Processo pedagógico de Palmer (1990)

    Em 1990, Palmer já havia estabelecido um processo pedagógico da seguinte forma: Nado Natural Humano, Nado Natural Humano de Costas, Crawl e Costas. Ao observarmos este processo, percebemos que está de acordo com o desenvolvimento motor, mas que deve ser aplicado na fase correta deste. Assim, abordaremos cada fase a partir do Nado Natural Humano.

Nado Natural Humano

    O nado Natural Humano deve ser executado com o corpo na horizontal, pernadas alternadas executadas no plano vertical, o movimento de braços se resume a “puxar água para trás” e cabeça fora da água (Palmer, 1990). Assim, esta etapa pode ser aplicada a crianças de até 4 anos, visto que não há fase aérea da braçada e a pernada assemelha-se a do Crawl (Mansoldo, 1986).
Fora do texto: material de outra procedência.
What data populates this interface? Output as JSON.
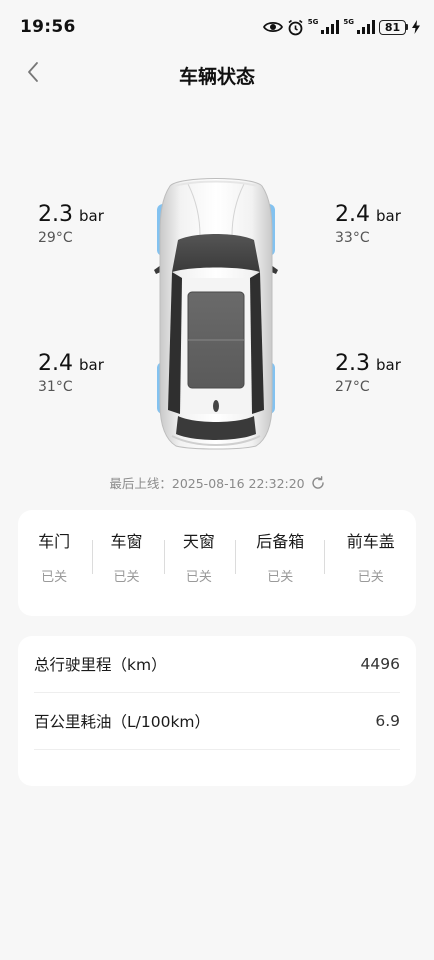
{
  "status_bar": {
    "time": "19:56",
    "signal1_label": "5G",
    "signal2_label": "5G",
    "battery": "81",
    "icons": [
      "eye-icon",
      "alarm-icon",
      "signal-icon",
      "signal-icon",
      "battery-icon",
      "charging-icon"
    ]
  },
  "nav": {
    "back_icon": "chevron-left-icon",
    "title": "车辆状态"
  },
  "tires": {
    "front_left": {
      "pressure": "2.3",
      "unit": "bar",
      "temp": "29°C"
    },
    "front_right": {
      "pressure": "2.4",
      "unit": "bar",
      "temp": "33°C"
    },
    "rear_left": {
      "pressure": "2.4",
      "unit": "bar",
      "temp": "31°C"
    },
    "rear_right": {
      "pressure": "2.3",
      "unit": "bar",
      "temp": "27°C"
    },
    "tire_highlight_color": "#6fb8ee"
  },
  "last_online": {
    "label": "最后上线：",
    "timestamp": "2025-08-16 22:32:20"
  },
  "vehicle_status": [
    {
      "label": "车门",
      "state": "已关"
    },
    {
      "label": "车窗",
      "state": "已关"
    },
    {
      "label": "天窗",
      "state": "已关"
    },
    {
      "label": "后备箱",
      "state": "已关"
    },
    {
      "label": "前车盖",
      "state": "已关"
    }
  ],
  "stats": [
    {
      "label": "总行驶里程（km）",
      "value": "4496"
    },
    {
      "label": "百公里耗油（L/100km）",
      "value": "6.9"
    }
  ]
}
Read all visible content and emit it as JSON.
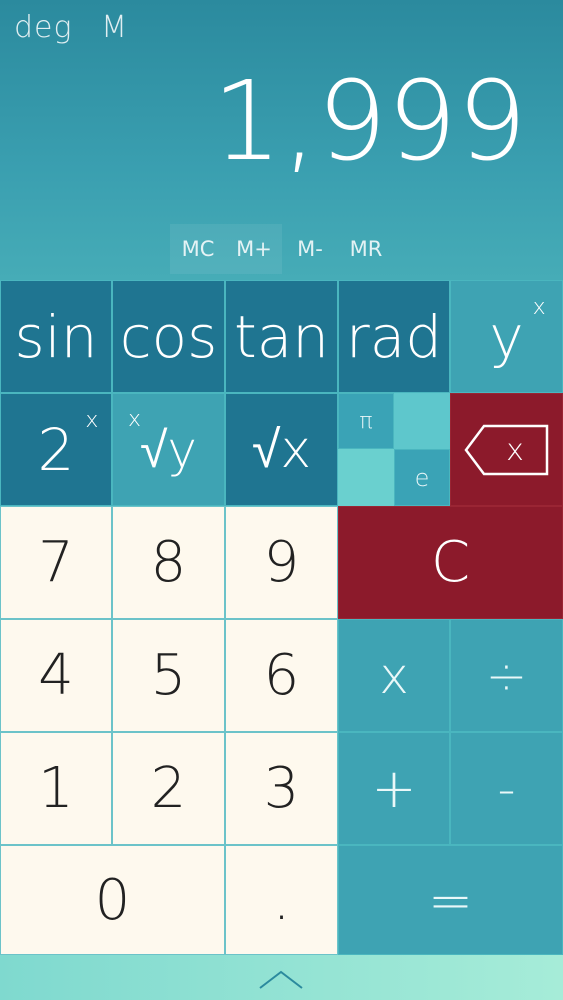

Deve-se lembrar de que neste período mesmo a pernada será realizada de maneira rudimentar, apesar de ser mais facilmente assimilada (Mansoldo, 1986; Uma et Al., 1983).

    Exercícios sugeridos por Palmer (1990) são: batimento de pernas na borda, no corrimão ou com flutuadores, movimentar-se em pé com ajuda das mãos e o posicionamento do corpo em decúbito ventral.

Nado Natural Humano de Costas

    O Nado Natural Humano de Costas deve ser executado com o corpo na horizontal, com pernadas semelhantes ao do Nado Natural Humano, os movimentos dos braços assemelham-se a sustentação do tipo remada e a cabeça fica apoiada na água (Palmer, 1990). O autor cita o movimento de braços um pouco mais complexo do que o do Nado Natural Humano e assim, deve-se manter uma especial atenção neste movimento.

    Da mesma forma que o Nado Natural Humano, a pernada assemelha-se a do nado Costas e não há fase aérea das braçadas, podendo ser mais facilmente assimilada por crianças até 4 anos (Mansoldo, 1986; Uma et Al., 1983).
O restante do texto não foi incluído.